Favorite subjects are those inspired by the truth of the Bible as God’s Word, the human journey through the major and minor themes of life, and the beauty of creation. Carrie also performs sculpture devotionals in churches and for special events, where she sculpts in clay before an audience to a background of moving music. Research, missions work, and adventure have taken Carrie to 23 foreign lands, including Italy, Greece, Egypt, China, South Korea, France, England, and The Netherlands, among various other locations, the beauty of which has inspired many subjects of her artwork.
Carrie Lassetter Reeves is an artist based out of Mississippi. Having been raised in Central and South America, her first contact with professional fine art was through taking private watercolor lessons as a child in Ecuador from a prominent Ecuadorian watercolorist. Upon returning to the United States as a young adult, she earned her BA, MA, and MFA in Fine Art at Mississippi College with a concentration in sculpture. She also earned her BA in Theology at Jackson College of Ministries.
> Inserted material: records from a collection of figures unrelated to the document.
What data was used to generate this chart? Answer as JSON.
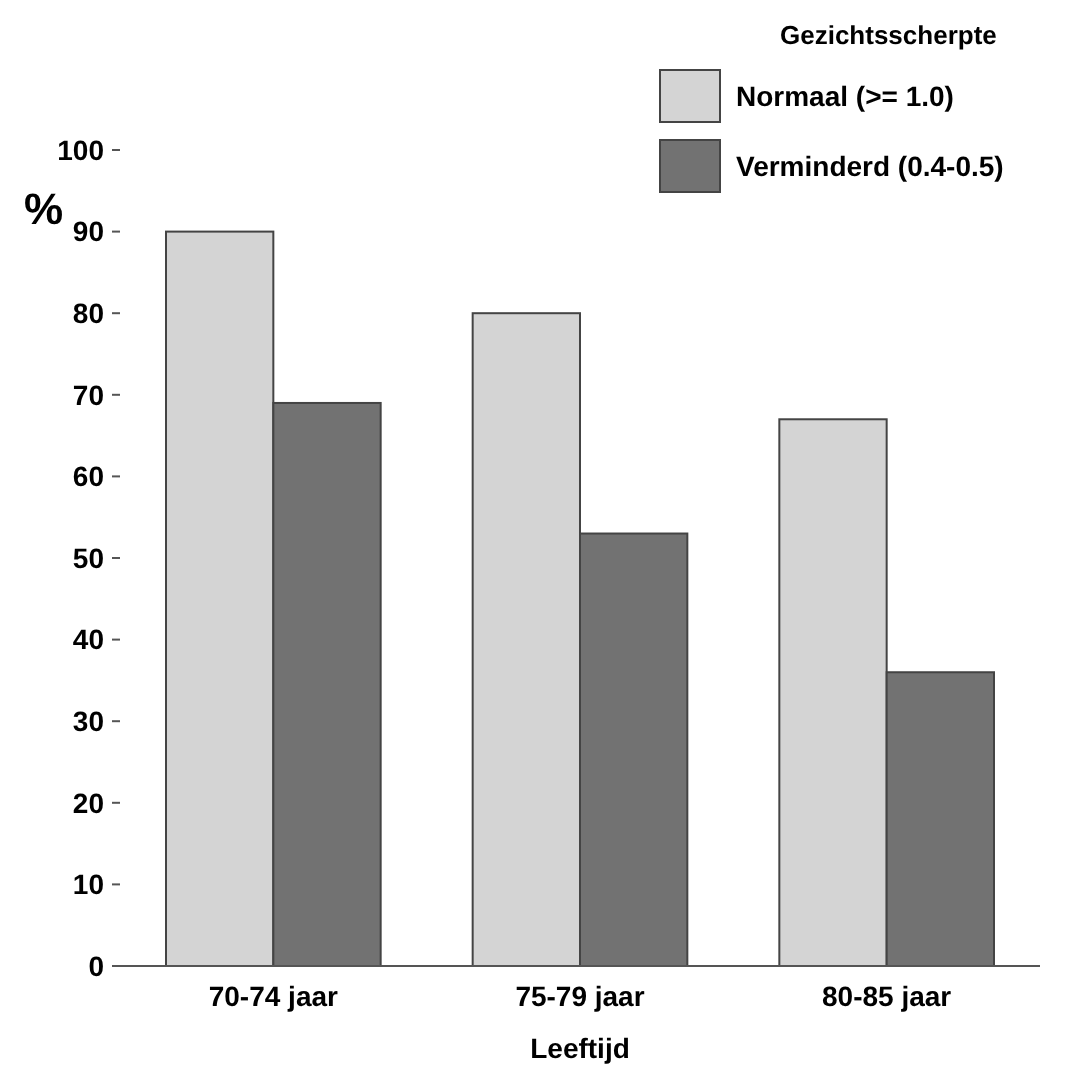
{
  "chart_data": {
    "type": "bar",
    "xlabel": "Leeftijd",
    "ylabel": "%",
    "legend_title": "Gezichtsscherpte",
    "categories": [
      "70-74 jaar",
      "75-79 jaar",
      "80-85 jaar"
    ],
    "series": [
      {
        "name": "Normaal (>= 1.0)",
        "color": "#d4d4d4",
        "values": [
          90,
          80,
          67
        ]
      },
      {
        "name": "Verminderd (0.4-0.5)",
        "color": "#727272",
        "values": [
          69,
          53,
          36
        ]
      }
    ],
    "ylim": [
      0,
      100
    ],
    "yticks": [
      0,
      10,
      20,
      30,
      40,
      50,
      60,
      70,
      80,
      90,
      100
    ],
    "legend": "top right"
  }
}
Currently a full-time professor in the Art Department of Mississippi College, Carrie Lassetter Reeves teaches art history, sculpture, and research. She has also taught at Hinds Community College in Raymond, Mississippi, Sookmyung Women’s University in Seoul, South Korea, and the Mississippi Museum of Art in Jackson, Mississippi. She has created artwork for Madison-Ridgeland Academy, Spanish Ministries of America, Mississippi College, Clinton Community Nature Center, and the American Daffodil Society. Her artwork is shown in the private collections of many churches throughout the US and internationally. Carrie has also illustrated covers and pages for various published books and pamphlets in US and international collections.
Creativity with the hands is a gift that is uniquely human. Through my art I aspire to speak to the viewer concerning the major and minor themes of human experience: joy and sorrow, meekness and anger, peace and fear, light and dark, memory and loss, hope and defeat, life and death. I believe that where there is bad, there will ultimately be good. As a Christian artist, I seek to create with this underlying message of hope and beauty.
My figurative artwork uses the emotive quality of the human figure to speak to the viewer; it is a venue of expression for these major and minor themes of life. I enjoy capturing emotion in the faces of my figurative subjects as well as in the placement of hands and through body language. My non-figurative artwork focuses on the beauty of creation. Geometric and organic design is found throughout nature from the smallest particles to the largest complexes, and inspires the landscape and still life subjects of my non-figurative work.